Hemp is never going to be as ‘good’ for you as marijuana, because it’s been grown for very different reasons.

Medlab Clinical (ASX:MDC) Dr Sean Hall argues that a centuries-old breeding process that has strengthened and weakened different traits in both plants, and this means marketers’ health promises about hemp will fall short.

“There are fundamental differences [between the plants] that we’re not talking about,” he told Stockhead.

“We have bred hemp as an industrial plant… [so] when it comes to the bioavailability of cannabinoids, marijuana is far more superior to hemp.”

Marijuana and hemp are two varieties of the cannabis species.

What does all this mean?

It all comes down to genes.

From 2015, researchers in the US and Canada began publishing papers outlining the genetic differences between hemp and marijuana.

A group of high profile Canadian researchers found that marijuana has the genes to make psychoactive THC while hemp has the genes to make cannabidiol (CBD).

Each plant produces higher concentrations of the one they’re genetically coded to produce. In the case of hemp, it produces negligible amounts of THC — which is one reason why it’s been okay’d in places like Australia and the US for industrial cultivation.

Around the same time researchers from the University of Minnesota said marijuana was distinguished from hemp by an enzyme “that appears to have been positively selected to enhance psychoactivity”.

Both papers suggest the reason for this genetic divergence is that marijuana has been grown for the ‘high’ while hemp has been grown for the fibre and the edible seeds.

Hemp CBD won’t give you the same effects as marijuana CBD

While knowing how an increasingly important plant is built is useful for scientists, it’s also good for consumers.

“Marijuana is giving us a very different biosynthesis profile and gene expression than hemp,” Dr Hall said.

“There’s no proof on this yet, it’s still a hypothesis, but you have the hemp boys talking a lot about entourage effects…”.

Because hemp has been genetically selected not to have certain cannabinoids, the ‘entourage effects’ from hemp products cannot be the same as from marijuana.

In short, be wary of hemp CBD products sold as having the same health benefits as marijuana CBD.

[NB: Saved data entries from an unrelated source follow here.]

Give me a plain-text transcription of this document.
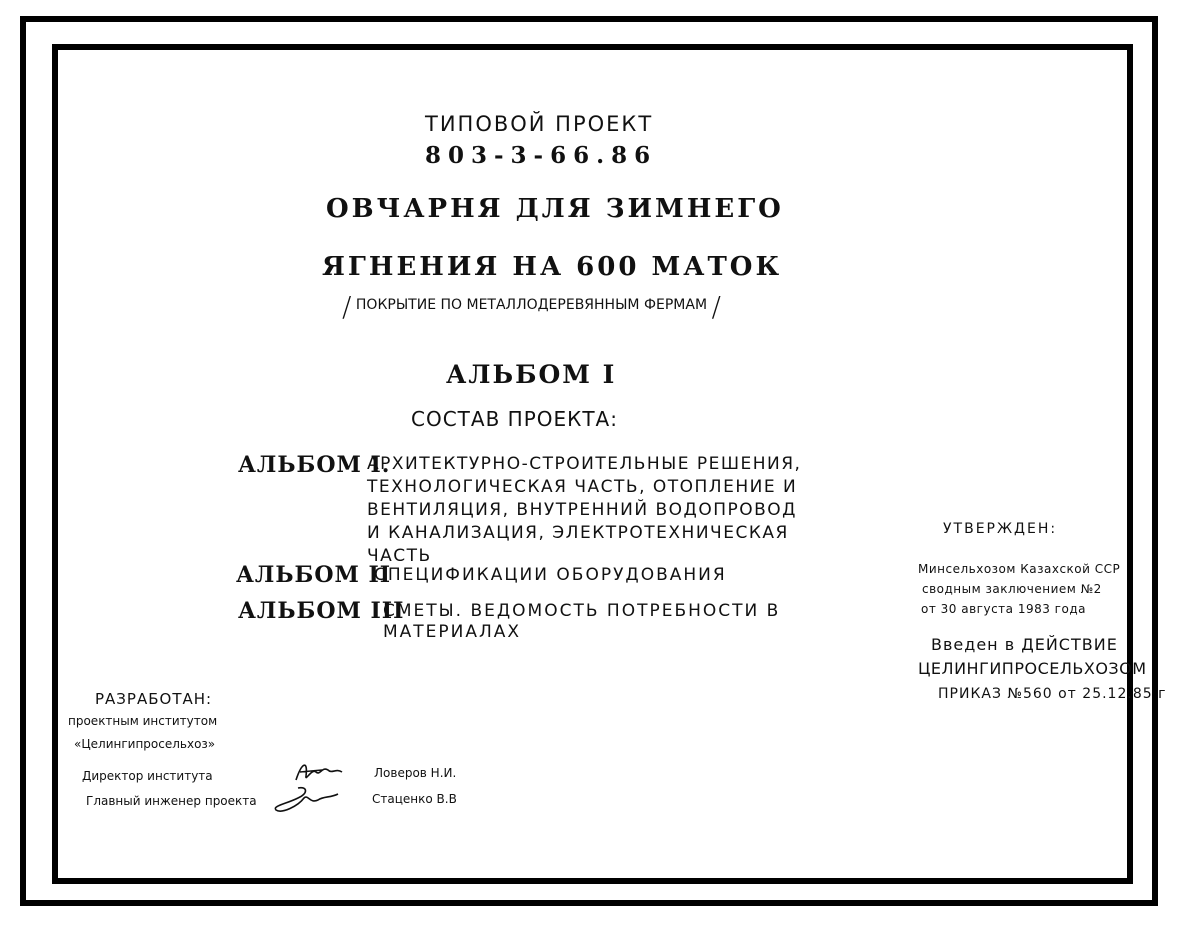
ТИПОВОЙ ПРОЕКТ
803-3-66.86
ОВЧАРНЯ ДЛЯ ЗИМНЕГО
ЯГНЕНИЯ НА 600 МАТОК
/ ПОКРЫТИЕ ПО МЕТАЛЛОДЕРЕВЯННЫМ ФЕРМАМ /
АЛЬБОМ I
СОСТАВ ПРОЕКТА:
АЛЬБОМ I.
АРХИТЕКТУРНО-СТРОИТЕЛЬНЫЕ РЕШЕНИЯ,
ТЕХНОЛОГИЧЕСКАЯ ЧАСТЬ, ОТОПЛЕНИЕ И
ВЕНТИЛЯЦИЯ, ВНУТРЕННИЙ ВОДОПРОВОД
И КАНАЛИЗАЦИЯ, ЭЛЕКТРОТЕХНИЧЕСКАЯ
ЧАСТЬ
АЛЬБОМ II
СПЕЦИФИКАЦИИ ОБОРУДОВАНИЯ
АЛЬБОМ III
СМЕТЫ. ВЕДОМОСТЬ ПОТРЕБНОСТИ В
МАТЕРИАЛАХ
УТВЕРЖДЕН:
Минсельхозом Казахской ССР
сводным заключением №2
от 30 августа 1983 года
Введен в ДЕЙСТВИЕ
ЦЕЛИНГИПРОСЕЛЬХОЗОМ
ПРИКАЗ №560 от 25.12.85 г
РАЗРАБОТАН:
проектным институтом
«Целингипросельхоз»
Директор института
Главный инженер проекта
Ловеров Н.И.
Стаценко В.В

According to Dr Hall, it’s not possible for them to do the same thing because hemp doesn’t have the genes to produce the same cannabinoids in similar quantities as marijuana.

Does 2+2 really = 9?

The ‘entourage effect’ is an idea taken from alternative medicine. It holds that all of the components of a plant work together to produce a stronger effect than any one of those components alone.

Proponents say there is mounting evidence to support the idea that cannabis products that use the whole plant are more effective than drugs that use a synthetic or a single isolated cannabinoid.

Opponents says whole plant treatments will be virtually impossible to get past regulators like Australia’s TGA or the US FDA.

Dr Hall is in the purified cannabinoid camp rather than on Team Whole Plant.

“Guys who take the botanical route are going to have a problem with any drug regulator because the scope for botanical is just severe,” he said.

“From a medical perspective, how do you know what you’re giving the patient, what they’re absorbing, and how it’s affecting other medications they’re on?

“The answer is, you don’t.”

That’s because each individual cannabinoid — all 85+ of them — must be tested individually and together.

Show me the registered drug money

Dr Hall’s company Medlab is looking to have Nanabis, a CBD/THC mouth spray, approved as a registered drug in Australia, the US and Europe by 2023.

Citing a report Medlab commissioned, he compared its revenue potential, after they get registered drug status, to cholesterol medication Lipitor. Between hitting the market in 1996 to going completely off-patent in 2012, Lipitor made Pfizer about $125 billion in sales.

A registered drug is something like cannabis epilepsy treatment Epiodiolex, or Panadol, which has been put through rigorous clinical trials.

Nanabis is on an assisted registration track in Europe, on the unregistered medicine Special Access Scheme (SAS) in Australia, and Medlab is in further talks this week with the FDA for the first stage of US trials, an Investigational New Drug (IND) application.

Dr Hall says they are choosing to focus on the registered rather than the unregistered drug market, even though they’re selling Nanabis through SAS.

“If you run it too early you give it away too much of your intellectual property, especially while you’re doing trials. So you potentially dilute the product [and later sales potential].”

It also becomes difficult to raise the price tag after you get the ‘registered’ tag when people are used to paying a cheaper price for the unregistered product.